Tsen leaned back and clasped his hands behind his head. ‘And to which shipyard shall we turn, Hsian? Who will build for us on credit with no promise of payment? You'll be lucky if I can pay Chrias's sailors to crew the ones you've still got.’

‘The Vespinese shipyards in Hanjaadi will build if I ask.’ Baran Meido smiled at them all through lidded eyes, as if they were all here for his amusement. ‘
If
I ask.’ Chrias Kwen nodded. So, three of them already in it together.

‘Your troubles to resolve, T'Varr. I cannot make money for you to spend without ships and crews to sail them,’ said the hsian.

‘Then I suggest you find some nice long voyages to places they might like to go.’

‘Qeled,’ said Bronzehand.

Elesxian rolled her eyes and clutched her head. ‘Are you mad?’

‘Give me ten ships and a good crew and this Elemental Man here, and I'll bring you something back from Qeled that will make our t'varr stop bleating once and for all!’

‘Another
reckless venture? Look at what this one has cost! You'll waste ten more ships and come back with nothing.
If
you come back at all.’

‘Sounds to me like he should go,’ purred Baran Meido.

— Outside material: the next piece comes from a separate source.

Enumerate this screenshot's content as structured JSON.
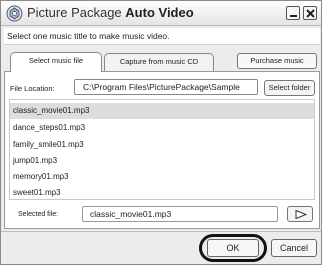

Chrias laughed. ‘Our lord has brought back dragons and our t'varr still squeals!’

‘Likely as not you'd come back dead, little brother.’

Meido and Bronzehand stared each other down. Bronzehand's eyes shone. ‘Is that a wager, brother?’

‘Five ships.’

‘Done!’

‘Wait. Do you propose to let him have ten to waste in the first place?’ Elesxian shook her head.

‘He'll have none of mine.’ Tsen T'Varr shrugged. ‘Not unless our lord demands it.’ He cocked his head. ‘Don't think that's likely to happen by the looks of it. Wasted wager.’

Meido chuckled. ‘Pay these penny-pinching prunes no mind. I'll have the Vespinese prepare ships for you, brother. For a half-and-half split of whatever you find between us and them.’

‘Wait!’ The Watcher coughed again but none of them seemed to notice until he banged the gavel. Then slowly they fell to silence until Bronzehand stood up.

‘Gentlemen! Sister.’ They all looked at him. He shrugged. ‘Well, my father is incapable, isn't he? We must agree on someone to speak for him.’ He looked hard at Quai'Shu. ‘Unless, Father, you have something you wish to say on this?’

Chrias Kwen banged his fist on the table and glared at Tsen T'Varr. ‘
Why
have you not yet executed the slave who murdered Zifan'Shu?’

Tsen T'Varr met his eye. ‘I will, Chrias. But not until I can afford it.’

‘You'd get a good price if you sold her,’ muttered Jima Hsian.

‘She must pay!’ snapped Elesxian.

Tsen smiled and offered out his hands. ‘Exactly. She must pay. And she
will
pay for the murder of your father, first lady, when the debts that our sea lord has incurred are lessened. Until then she will pay in other ways. She is, after all, part of the fruits of his labour.’ He stood up. ‘Dear friends, tantalising a prospect as it is to dispatch a part of our rather ragged and meagre fleet on some expedition to Qeled, I suggest our discussions might be better centred on how we shall use the fruits of our
last
expedition to defray the expense of it. In other words, how shall these dragons pay their way?’